Yuck. I see that github didn't quite know what to do with the attachment. I've pushed it to https://github.com/nrnrnr/polymode/blob/master/multiple-mode-samples/nbib.nw.

Stats on that file:

Also, when I talked about regexps, I was a bit confused. What I really want is something like the auto-mode-alist variable, only on a buffer-local basis. So for example in the sample file I can have something like this:

(("\.c$" . c-mode)
 ("\.lua$" . lua-mode))

Other documents might use quite different conventions; for example,

(("^transcript$" . uscheme-transcript-mode)
 ("additions to the initial basis of .uscheme" . scheme-mode))

and so on.

nrnrnr commented 10 years ago

Hi Norman.

The dev doc is ready.

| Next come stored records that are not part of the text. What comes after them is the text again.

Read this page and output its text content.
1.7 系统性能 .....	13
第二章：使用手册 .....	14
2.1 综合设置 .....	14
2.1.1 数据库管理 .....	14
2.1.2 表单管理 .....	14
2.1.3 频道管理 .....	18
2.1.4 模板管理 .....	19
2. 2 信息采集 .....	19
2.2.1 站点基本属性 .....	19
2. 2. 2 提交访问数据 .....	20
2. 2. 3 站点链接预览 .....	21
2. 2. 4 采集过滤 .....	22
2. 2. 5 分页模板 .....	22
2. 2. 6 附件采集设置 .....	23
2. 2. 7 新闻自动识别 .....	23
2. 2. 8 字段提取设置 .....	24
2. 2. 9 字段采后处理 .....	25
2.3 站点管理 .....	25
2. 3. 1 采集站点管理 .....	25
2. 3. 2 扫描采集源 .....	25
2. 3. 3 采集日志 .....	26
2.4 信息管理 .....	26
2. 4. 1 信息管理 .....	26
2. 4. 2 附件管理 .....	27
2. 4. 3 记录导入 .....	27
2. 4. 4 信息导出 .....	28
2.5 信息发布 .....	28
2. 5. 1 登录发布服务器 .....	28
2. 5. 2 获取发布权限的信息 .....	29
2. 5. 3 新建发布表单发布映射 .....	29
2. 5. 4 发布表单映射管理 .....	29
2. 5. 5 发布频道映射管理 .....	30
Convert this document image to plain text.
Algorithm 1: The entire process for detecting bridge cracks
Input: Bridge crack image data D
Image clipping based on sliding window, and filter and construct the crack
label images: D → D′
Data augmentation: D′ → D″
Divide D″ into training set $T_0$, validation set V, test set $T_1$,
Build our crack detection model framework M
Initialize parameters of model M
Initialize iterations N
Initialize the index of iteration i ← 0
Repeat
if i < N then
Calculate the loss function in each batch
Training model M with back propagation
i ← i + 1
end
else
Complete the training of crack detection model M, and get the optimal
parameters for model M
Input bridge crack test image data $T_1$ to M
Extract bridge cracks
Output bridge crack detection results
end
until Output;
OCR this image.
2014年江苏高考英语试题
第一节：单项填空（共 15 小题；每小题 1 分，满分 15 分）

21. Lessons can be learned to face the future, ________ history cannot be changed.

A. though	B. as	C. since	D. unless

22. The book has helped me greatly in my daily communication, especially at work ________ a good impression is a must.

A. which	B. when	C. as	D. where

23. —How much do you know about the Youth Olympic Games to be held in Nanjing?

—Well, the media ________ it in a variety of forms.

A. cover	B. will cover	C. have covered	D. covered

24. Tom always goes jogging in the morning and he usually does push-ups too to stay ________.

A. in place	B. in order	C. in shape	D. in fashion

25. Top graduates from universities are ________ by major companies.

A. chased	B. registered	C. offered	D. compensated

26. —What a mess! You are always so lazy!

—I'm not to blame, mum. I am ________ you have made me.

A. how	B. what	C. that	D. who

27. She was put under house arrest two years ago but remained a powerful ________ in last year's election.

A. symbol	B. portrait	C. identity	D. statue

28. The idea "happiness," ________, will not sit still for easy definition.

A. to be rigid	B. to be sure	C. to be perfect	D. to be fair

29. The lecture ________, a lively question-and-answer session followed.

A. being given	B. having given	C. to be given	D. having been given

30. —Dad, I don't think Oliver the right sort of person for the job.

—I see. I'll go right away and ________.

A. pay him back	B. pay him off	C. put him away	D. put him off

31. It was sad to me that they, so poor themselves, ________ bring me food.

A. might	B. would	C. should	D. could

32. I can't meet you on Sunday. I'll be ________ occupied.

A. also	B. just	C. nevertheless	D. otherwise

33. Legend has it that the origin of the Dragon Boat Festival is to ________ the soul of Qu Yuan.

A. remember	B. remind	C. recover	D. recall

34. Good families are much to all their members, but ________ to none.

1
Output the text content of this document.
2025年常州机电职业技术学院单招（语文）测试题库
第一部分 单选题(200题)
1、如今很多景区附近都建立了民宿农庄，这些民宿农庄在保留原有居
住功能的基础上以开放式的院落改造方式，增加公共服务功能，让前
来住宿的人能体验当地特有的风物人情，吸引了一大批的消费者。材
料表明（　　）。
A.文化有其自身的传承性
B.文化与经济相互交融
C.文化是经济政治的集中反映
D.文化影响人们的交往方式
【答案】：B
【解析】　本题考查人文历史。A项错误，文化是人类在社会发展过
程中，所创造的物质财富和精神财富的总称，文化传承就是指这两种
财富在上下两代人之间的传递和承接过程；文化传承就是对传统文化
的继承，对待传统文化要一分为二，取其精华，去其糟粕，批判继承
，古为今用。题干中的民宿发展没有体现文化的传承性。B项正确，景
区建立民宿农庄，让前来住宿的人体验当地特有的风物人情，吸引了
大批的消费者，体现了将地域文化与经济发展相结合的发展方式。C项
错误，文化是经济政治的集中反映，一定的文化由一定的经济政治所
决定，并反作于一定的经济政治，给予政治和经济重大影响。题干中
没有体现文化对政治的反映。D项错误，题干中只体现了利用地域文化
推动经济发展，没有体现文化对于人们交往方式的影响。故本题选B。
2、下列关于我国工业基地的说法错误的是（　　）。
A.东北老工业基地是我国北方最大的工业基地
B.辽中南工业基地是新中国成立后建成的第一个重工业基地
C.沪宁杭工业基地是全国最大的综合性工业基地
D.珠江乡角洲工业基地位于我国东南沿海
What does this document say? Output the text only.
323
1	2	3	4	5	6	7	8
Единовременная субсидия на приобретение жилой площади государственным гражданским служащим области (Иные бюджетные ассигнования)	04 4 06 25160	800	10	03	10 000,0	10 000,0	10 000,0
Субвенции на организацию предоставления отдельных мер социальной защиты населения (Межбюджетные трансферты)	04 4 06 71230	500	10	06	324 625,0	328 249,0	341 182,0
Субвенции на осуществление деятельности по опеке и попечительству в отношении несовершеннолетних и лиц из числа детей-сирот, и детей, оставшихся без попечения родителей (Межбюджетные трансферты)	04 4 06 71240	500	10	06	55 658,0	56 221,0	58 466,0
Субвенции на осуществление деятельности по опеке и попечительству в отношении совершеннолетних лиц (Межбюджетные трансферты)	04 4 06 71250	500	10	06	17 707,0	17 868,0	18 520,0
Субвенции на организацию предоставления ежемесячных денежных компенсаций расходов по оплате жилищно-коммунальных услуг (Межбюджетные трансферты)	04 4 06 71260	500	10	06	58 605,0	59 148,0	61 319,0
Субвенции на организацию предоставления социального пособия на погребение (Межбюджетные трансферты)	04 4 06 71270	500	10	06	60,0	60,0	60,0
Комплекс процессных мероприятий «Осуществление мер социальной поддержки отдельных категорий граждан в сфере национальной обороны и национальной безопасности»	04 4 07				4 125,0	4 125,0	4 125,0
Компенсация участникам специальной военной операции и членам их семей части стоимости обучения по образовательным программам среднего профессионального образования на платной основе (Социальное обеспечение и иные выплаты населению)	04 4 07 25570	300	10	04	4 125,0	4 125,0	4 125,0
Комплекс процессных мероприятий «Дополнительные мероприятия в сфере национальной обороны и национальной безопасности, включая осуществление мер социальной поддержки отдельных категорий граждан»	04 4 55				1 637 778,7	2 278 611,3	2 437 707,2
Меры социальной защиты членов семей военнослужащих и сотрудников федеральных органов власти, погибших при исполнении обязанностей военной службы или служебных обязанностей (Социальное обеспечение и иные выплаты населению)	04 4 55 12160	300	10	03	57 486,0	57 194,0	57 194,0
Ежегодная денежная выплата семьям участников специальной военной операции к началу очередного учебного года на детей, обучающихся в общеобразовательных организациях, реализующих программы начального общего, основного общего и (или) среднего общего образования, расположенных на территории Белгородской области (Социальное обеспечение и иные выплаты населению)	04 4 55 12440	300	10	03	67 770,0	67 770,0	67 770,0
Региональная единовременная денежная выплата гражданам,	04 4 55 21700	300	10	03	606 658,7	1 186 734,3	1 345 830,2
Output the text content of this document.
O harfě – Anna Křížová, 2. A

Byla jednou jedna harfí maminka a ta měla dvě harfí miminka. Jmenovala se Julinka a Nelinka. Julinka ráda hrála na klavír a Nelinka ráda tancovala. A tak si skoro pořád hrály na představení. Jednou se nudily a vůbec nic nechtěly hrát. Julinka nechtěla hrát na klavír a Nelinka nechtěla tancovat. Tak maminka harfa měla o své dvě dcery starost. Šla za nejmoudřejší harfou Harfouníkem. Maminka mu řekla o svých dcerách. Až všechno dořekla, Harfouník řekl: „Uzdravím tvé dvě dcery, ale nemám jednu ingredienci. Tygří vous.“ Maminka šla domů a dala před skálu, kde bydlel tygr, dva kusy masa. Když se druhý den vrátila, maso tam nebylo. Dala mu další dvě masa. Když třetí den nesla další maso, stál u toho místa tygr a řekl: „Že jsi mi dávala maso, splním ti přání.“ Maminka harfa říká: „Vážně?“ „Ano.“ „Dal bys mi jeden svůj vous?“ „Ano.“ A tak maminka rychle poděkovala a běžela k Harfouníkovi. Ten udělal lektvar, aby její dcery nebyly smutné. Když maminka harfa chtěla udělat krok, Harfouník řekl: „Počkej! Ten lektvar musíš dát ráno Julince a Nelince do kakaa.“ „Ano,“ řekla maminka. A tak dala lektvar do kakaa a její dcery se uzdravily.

I have gone through several stages of refactoring and settled down on parsimonious naming conventions. It also helped clearing my own mind. And I acknowledge that previous mode/polymode/chunkmode/submode/basemode etc. wording was quite a messup.

I had a quick look. How would you feel about my making an editing pass over these docs? For example, even for the devs, I think it would be helpful to begin with a short statement of the problem that polymode is indented to solve. Then, for example, each of the terms in the glossary could be related to that problem.

Norman

vspinu commented 10 years ago

I am not exceptionally good with words, so I would appreciate any improvements.

What "problem" do you have in mind except the obvious one of having multiple emacs modes in the same buffer?

I would prefer to keep the docs short and to the point. The doc is already longer than I would like them to be. Interested people should go to the code and examples to figure out the rest.

Vitalie

Norman Ramsey on Fri, 30 May 2014 11:19:09 -0700 wrote:

Hi Norman.

The dev doc is ready. I have gone through several stages of refactoring and settled down on parsimonious naming conventions. It also helped clearing my own mind. And I acknowledge that previous mode/polymode/chunkmode/submode/basemode etc. wording was quite a messup.

I had a quick look. How would you feel about my making an editing pass over these docs? For example, even for the devs, I think it would be helpful to begin with a short statement of the problem that polymode is indented to solve. Then, for example, each of the terms in the glossary could be related to that problem.

Norman

— Reply to this email directly or view it on GitHub.

nrnrnr commented 10 years ago

I am not exceptionally good with words, so I would appreciate any improvements.

What "problem" do you have in mind except the obvious one of having multiple emacs modes in the same buffer?

That's the one, with support for syntax highlighting &c.

I would prefer to keep the docs short and to the point. The doc is already longer than I would like them to be. Interested people should go to the code and examples to figure out the rest.

I'm happy with that plan.

Norman

vspinu commented 6 years ago

Hi Norman,

Your example works well in my tests. The automatic chunk mode detection is there. You can do it now in a number of different ways (see poly-noweb). The buffer local variable for the default mode is also there. The general docs have been improved and the technical docs will be there once the dust of the rewrite has settled.

I am closing this one as we will be removing ess-noweb from ESS immediately after the next release later this month.